У старой критики есть свои пристрастия: она склонна верить, что к уступкам или бунту «величайших поэтов мира» подвигает божественное таинство, что существуют масштабы замысла и поэтической силы, которых светское искусство достичь не может или, во всяком случае, пока не достигло. Как утверждает Мальро4 в «Голосах безмолвия», человек заточен между конечностью человеческой природы и бесконечностью звезд. Лишь через созданные им памятники разума и художественные творения может претендовать он на трансцендентальное положение. В этом он имитирует творящую силу Божества и соперничает с ней. Таким образом, в самом сердце творческого процесса лежит религиозный парадокс. Ни один человек не создан в столь полной мере по образу Божьему, как поэт, и не является Его соперником с той же неизбежностью. «Я всегда чувствую, – писал Д.Г. Лоуренс, – словно стою обнаженным в ожидании, когда пламень Всемогущего пройдет сквозь меня – и это довольно жуткое чувство. Чтобы быть художником, надо быть чудовищно религиозным». Чтобы быть настоящим критиком, этого, пожалуй, не требуется.
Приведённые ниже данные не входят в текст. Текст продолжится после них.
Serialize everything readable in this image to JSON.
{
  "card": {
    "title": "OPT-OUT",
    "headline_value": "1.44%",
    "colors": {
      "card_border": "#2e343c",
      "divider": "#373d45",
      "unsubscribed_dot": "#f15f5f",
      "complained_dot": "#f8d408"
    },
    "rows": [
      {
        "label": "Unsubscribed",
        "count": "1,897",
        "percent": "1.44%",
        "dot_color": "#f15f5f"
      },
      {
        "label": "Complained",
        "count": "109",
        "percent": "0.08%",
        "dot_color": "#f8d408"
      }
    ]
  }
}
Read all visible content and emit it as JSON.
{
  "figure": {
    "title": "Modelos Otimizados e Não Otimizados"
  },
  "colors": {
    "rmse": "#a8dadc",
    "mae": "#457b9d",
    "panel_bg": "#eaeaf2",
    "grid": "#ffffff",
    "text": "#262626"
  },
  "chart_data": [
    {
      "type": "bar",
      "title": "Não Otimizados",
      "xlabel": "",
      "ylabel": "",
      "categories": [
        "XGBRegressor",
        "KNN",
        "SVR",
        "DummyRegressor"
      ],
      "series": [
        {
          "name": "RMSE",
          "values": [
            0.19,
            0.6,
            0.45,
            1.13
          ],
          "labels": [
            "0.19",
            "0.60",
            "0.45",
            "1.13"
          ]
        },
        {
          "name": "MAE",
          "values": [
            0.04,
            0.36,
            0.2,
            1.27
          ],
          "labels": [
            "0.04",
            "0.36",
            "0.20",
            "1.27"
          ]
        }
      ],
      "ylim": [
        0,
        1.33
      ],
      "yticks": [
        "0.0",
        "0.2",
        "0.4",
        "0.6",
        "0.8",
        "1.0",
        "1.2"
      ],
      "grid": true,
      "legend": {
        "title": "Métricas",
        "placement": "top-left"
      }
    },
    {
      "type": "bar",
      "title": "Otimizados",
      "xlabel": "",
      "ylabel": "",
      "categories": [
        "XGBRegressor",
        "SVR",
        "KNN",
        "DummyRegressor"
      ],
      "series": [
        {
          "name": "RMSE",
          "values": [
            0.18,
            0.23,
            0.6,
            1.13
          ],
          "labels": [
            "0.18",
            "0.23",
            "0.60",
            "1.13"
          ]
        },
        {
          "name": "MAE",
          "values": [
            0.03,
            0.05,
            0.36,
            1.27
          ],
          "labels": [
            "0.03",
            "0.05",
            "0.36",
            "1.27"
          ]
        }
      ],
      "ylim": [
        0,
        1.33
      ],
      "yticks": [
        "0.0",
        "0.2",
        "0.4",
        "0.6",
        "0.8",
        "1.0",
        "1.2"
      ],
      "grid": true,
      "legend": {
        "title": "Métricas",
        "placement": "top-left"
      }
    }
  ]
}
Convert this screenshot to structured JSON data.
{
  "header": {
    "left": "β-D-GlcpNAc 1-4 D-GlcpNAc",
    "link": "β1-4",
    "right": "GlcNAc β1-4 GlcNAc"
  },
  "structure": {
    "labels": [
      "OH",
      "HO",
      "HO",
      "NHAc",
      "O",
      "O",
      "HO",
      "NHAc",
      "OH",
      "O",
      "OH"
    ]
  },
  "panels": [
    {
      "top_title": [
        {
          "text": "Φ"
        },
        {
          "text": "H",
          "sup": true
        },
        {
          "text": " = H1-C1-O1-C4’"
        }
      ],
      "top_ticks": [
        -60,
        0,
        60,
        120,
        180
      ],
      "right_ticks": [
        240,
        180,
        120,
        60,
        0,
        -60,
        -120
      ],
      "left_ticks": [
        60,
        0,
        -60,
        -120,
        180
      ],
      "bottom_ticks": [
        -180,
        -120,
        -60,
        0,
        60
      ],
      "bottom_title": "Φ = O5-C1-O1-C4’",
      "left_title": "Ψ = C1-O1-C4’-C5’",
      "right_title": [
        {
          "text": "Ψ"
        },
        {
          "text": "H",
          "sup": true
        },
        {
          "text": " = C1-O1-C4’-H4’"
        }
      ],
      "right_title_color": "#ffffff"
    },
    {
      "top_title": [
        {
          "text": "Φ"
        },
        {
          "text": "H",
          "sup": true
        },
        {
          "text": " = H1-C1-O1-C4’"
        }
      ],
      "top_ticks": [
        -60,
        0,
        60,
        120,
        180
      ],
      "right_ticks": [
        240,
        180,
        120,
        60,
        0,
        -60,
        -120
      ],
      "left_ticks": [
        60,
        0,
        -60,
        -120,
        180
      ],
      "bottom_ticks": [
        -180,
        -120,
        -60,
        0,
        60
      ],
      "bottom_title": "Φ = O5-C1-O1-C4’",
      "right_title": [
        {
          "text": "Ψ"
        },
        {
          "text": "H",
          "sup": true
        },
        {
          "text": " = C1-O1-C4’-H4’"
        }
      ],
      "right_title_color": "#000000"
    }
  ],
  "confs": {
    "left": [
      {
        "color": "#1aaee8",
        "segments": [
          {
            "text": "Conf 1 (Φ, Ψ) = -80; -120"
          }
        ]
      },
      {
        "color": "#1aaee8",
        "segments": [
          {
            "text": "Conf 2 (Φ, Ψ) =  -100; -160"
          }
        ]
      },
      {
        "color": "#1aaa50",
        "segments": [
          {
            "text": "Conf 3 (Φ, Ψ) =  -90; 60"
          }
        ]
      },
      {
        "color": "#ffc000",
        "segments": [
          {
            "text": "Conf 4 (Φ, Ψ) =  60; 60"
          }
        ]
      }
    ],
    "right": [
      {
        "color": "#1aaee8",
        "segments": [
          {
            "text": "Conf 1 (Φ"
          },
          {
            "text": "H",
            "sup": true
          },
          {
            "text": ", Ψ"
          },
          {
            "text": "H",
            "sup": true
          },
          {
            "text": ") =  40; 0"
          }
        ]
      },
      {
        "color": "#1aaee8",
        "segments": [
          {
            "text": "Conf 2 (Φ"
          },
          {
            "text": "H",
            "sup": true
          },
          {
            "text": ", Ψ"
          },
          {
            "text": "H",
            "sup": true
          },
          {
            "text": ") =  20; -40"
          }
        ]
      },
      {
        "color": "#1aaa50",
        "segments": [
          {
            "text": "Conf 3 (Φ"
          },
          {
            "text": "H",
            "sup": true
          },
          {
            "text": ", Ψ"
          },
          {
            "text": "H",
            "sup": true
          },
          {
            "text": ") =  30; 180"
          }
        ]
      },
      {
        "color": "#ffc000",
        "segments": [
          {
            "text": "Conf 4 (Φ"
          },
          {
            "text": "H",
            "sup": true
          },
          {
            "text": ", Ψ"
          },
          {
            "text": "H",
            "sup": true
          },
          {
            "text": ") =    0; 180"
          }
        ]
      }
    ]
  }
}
Эти ценности я и буду иметь здесь в виду, говоря о Толстом и Достоевском. Это – величайшие романисты (всякая критика в моменты истины догматична; и старая критика тоже открыто оставляет за собой право быть догматичной и использовать превосходные степени). «Ни один английский романист, – писал Э.М. Форстер, – по величию не сравнится с Толстым, столь полно изобразившим жизнь человека как с частной, так и с героической стороны. Ни один английский романист не исследовал душу человека так глубоко, как Достоевский». Суждение Форстера можно распространить и за пределы английской литературы. Оно определяет соотношение Толстого и Достоевского с искусством романа в целом. Однако сама природа подобного утверждения такова, что его нельзя наглядно проиллюстрировать. В некотором любопытном, но вполне определенном смысле, это – вопрос «слуха». Те же ноты, которыми мы пользуемся, говоря о Гомере или Шекспире, хорошо звучат и в применении к Толстому и Достоевскому. Мы вполне можем одновременно говорить об «Илиаде» и «Войне и мире», о «Короле Лире» и «Братьях Карамазовых». Проще некуда, но и сложнее – тоже. Однако повторюсь: подобное заявление нельзя подкрепить рациональными доказательствами. Нет мыслимого способа продемонстрировать, что, если человек ставит «Мадам Бовари» выше «Анны Карениной» или считает, что «Послы» по размаху и значению сопоставимы с «Бесами», то он неправ и не различает на слух некоторые важные ступени тональности. Но подобное «отсутствие слуха» не поддается логическим аргументам (кто смог бы убедить Ницше – одного из острейших умов всех времен из тех, кто касался музыки, – в том, что ставить Бизе выше Вагнера – это противоестественная ошибка?) Я больше скажу: бесполезно оплакивать «неиллюстрируемость» критических суждений. Критики – может, из-за того, что они осложняют художникам жизнь, – обречены иметь нечто общее с покойной Кассандрой. Даже когда их зрение максимально ясно, у них нет способов доказать свою правоту. Но Кассандра была права.